The appeals panel similarly dispensed with Moorhead’s objections when it came to being apprised of specific ethics breaches, noting that having been admitted to the Bar of the District Court since 1988, the attorney should be “thoroughly familiar” with the Model Rules of Professional Conduct.

Following the conclusion that the Magistrate Judge’s recommended suspension be upheld, the Virgin Islands Office of Disciplinary Counsel filed a copy of the District Court’s Order with the Virgin Islands Supreme Court, who then directed Moorhead to argue why the Supreme Court should not impose the same disciplinary action as the District Court. 

Moorhead said that the District Court’s procedure was so fatally flawed that he was deprived due process in the matter, and thus the Supreme Court’s adoption of the same discipline would “result in a grave injustice.” 

Moorhead noted that the Chief Judge of the Third Circuit, temporarily designated as a District Court Judge, directed the Clerk of the District Court not to process an appeal Moorhead had filed to the Third Circuit Court of Appeals.

Amid more legal wrangling, the Board of Professional Responsibility asked the Supreme Court, and the Supreme Court agreed, to defer a decision on imposing identical discipline until Moorhead’s requests for review of the District Court’s decision were exhausted. 

Moorhead’s petitions to get the matter reheard or reviewed were unsuccessful, all the way up to the United States Supreme Court.

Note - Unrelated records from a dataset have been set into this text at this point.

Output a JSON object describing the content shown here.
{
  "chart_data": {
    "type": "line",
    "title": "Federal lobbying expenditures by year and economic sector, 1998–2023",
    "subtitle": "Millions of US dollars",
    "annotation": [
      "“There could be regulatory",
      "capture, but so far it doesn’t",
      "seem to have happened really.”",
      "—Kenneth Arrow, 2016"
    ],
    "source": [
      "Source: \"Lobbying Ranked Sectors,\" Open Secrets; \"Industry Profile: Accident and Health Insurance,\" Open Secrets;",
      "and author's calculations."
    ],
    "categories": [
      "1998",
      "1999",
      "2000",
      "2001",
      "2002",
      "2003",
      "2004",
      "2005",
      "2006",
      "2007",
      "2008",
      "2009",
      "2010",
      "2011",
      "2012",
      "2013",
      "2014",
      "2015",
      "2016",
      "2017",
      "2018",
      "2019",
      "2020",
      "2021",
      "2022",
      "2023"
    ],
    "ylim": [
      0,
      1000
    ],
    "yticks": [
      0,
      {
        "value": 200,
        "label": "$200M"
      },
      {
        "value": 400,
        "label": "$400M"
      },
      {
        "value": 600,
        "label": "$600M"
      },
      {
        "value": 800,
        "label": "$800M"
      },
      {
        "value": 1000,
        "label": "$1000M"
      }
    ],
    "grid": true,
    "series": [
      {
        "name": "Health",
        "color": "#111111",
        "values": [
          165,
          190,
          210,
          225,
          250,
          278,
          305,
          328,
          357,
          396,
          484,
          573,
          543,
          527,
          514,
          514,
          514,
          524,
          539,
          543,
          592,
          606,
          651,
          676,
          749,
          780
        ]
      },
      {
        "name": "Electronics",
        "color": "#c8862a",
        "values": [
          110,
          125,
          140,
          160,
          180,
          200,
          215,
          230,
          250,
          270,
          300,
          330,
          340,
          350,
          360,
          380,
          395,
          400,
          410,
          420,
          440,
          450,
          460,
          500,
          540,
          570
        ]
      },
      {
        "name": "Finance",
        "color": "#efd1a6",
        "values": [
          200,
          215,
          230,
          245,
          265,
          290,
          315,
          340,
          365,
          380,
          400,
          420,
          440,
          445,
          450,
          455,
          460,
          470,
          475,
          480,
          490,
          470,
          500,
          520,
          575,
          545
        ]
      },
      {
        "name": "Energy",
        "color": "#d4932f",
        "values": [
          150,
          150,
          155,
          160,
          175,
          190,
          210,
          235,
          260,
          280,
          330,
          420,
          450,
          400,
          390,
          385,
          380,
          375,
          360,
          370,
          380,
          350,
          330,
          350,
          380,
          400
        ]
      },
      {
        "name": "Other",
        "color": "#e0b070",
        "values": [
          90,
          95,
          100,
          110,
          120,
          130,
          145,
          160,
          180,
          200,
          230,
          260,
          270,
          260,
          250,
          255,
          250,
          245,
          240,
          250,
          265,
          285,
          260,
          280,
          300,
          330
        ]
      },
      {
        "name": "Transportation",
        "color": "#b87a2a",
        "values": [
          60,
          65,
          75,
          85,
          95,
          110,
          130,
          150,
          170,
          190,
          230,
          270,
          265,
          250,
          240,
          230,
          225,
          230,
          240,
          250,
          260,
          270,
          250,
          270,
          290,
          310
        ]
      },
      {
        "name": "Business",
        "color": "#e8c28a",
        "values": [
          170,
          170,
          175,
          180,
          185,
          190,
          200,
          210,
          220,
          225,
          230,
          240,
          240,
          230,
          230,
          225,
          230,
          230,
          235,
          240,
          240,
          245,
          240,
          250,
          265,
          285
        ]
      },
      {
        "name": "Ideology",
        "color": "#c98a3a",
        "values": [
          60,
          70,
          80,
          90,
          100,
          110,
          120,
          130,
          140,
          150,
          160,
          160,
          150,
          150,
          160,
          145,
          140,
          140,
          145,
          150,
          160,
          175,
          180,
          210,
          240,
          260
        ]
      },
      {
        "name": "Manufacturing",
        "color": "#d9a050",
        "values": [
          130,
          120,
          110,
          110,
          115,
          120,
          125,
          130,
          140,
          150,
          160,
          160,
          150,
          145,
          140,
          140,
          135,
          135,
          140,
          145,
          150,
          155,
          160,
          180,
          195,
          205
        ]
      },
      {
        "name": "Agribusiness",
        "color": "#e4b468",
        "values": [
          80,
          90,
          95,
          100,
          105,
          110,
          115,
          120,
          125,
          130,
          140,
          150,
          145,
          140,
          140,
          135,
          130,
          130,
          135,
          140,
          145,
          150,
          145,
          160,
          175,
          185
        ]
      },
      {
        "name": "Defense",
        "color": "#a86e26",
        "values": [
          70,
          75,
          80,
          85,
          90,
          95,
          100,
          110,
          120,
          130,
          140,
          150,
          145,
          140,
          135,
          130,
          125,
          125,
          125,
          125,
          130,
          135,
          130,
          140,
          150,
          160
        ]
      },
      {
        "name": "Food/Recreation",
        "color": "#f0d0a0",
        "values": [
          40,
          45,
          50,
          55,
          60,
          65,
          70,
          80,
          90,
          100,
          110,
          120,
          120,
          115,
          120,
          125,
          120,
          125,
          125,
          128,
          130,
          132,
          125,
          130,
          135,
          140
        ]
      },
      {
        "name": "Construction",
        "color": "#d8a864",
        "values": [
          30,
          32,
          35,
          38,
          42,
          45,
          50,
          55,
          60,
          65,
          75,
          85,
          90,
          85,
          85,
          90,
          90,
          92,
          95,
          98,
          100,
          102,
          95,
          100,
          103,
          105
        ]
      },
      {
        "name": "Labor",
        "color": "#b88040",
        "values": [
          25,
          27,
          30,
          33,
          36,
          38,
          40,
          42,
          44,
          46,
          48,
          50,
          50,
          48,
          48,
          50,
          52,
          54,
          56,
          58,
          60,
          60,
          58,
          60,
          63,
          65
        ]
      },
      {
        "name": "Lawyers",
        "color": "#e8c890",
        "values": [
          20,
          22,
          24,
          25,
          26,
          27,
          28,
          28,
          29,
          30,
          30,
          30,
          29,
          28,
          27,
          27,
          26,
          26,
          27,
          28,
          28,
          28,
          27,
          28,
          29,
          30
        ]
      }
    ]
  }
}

With the District Court’s decision left to stand, it was then up to the Virgin Islands Supreme Court to decide whether it would impose the same discipline — a two-year suspension with significant re-admission conditions — on Moorhead. 

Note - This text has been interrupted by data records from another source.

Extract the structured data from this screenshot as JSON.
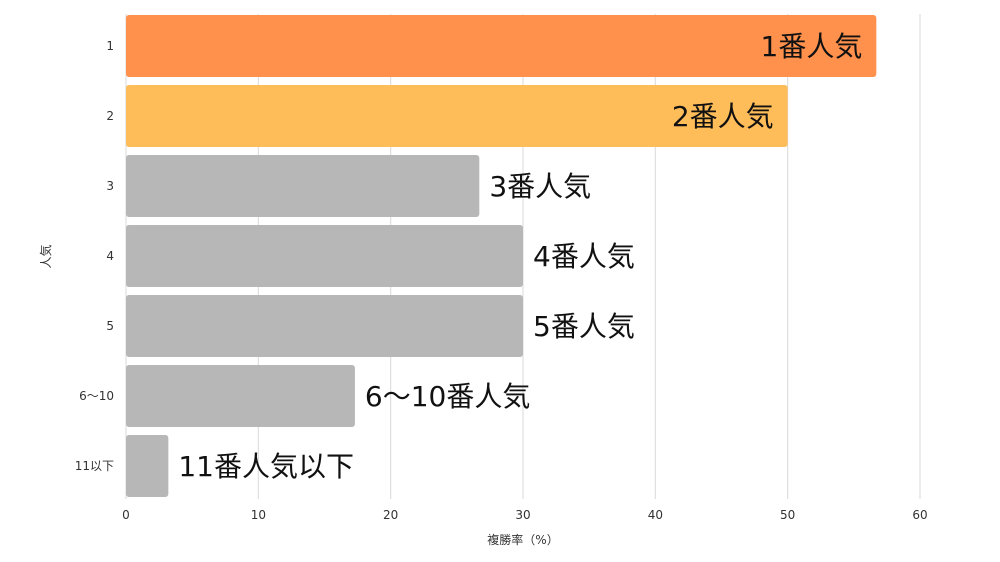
{
  "chart_data": {
    "type": "bar",
    "orientation": "horizontal",
    "categories": [
      "1",
      "2",
      "3",
      "4",
      "5",
      "6～10",
      "11以下"
    ],
    "values": [
      56.7,
      50.0,
      26.7,
      30.0,
      30.0,
      17.3,
      3.2
    ],
    "bar_labels": [
      "1番人気",
      "2番人気",
      "3番人気",
      "4番人気",
      "5番人気",
      "6～10番人気",
      "11番人気以下"
    ],
    "bar_colors": [
      "#ff914d",
      "#ffbd59",
      "#b7b7b7",
      "#b7b7b7",
      "#b7b7b7",
      "#b7b7b7",
      "#b7b7b7"
    ],
    "xlabel": "複勝率（%）",
    "ylabel": "人気",
    "xlim": [
      0,
      60
    ],
    "xticks": [
      0,
      10,
      20,
      30,
      40,
      50,
      60
    ],
    "grid": "vertical"
  }
}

Ultimately, the Court found that the Magistrate Judge did not properly provide Moorhead with an opportunity to be heard, and thus concluded that Moorhead did not receive the due process protections entitled to him. Therefore, the automatic imposition of reciprocal discipline was unwarranted. 

This does not mean that Moorhead’s disciplinary woes are over, however — the District Court’s suspension still stands, and as the Supreme Court noted, the original complainant has also filed a complaint with the Office of Disciplinary Council. Should that body rule against Moorhead, the attorney could face a period of suspension from the Supreme Court Bar as well. 

The Supreme Court’s November 28th ruling means that any such discipline, however, can only come after a separate investigation and prosecution is carried out.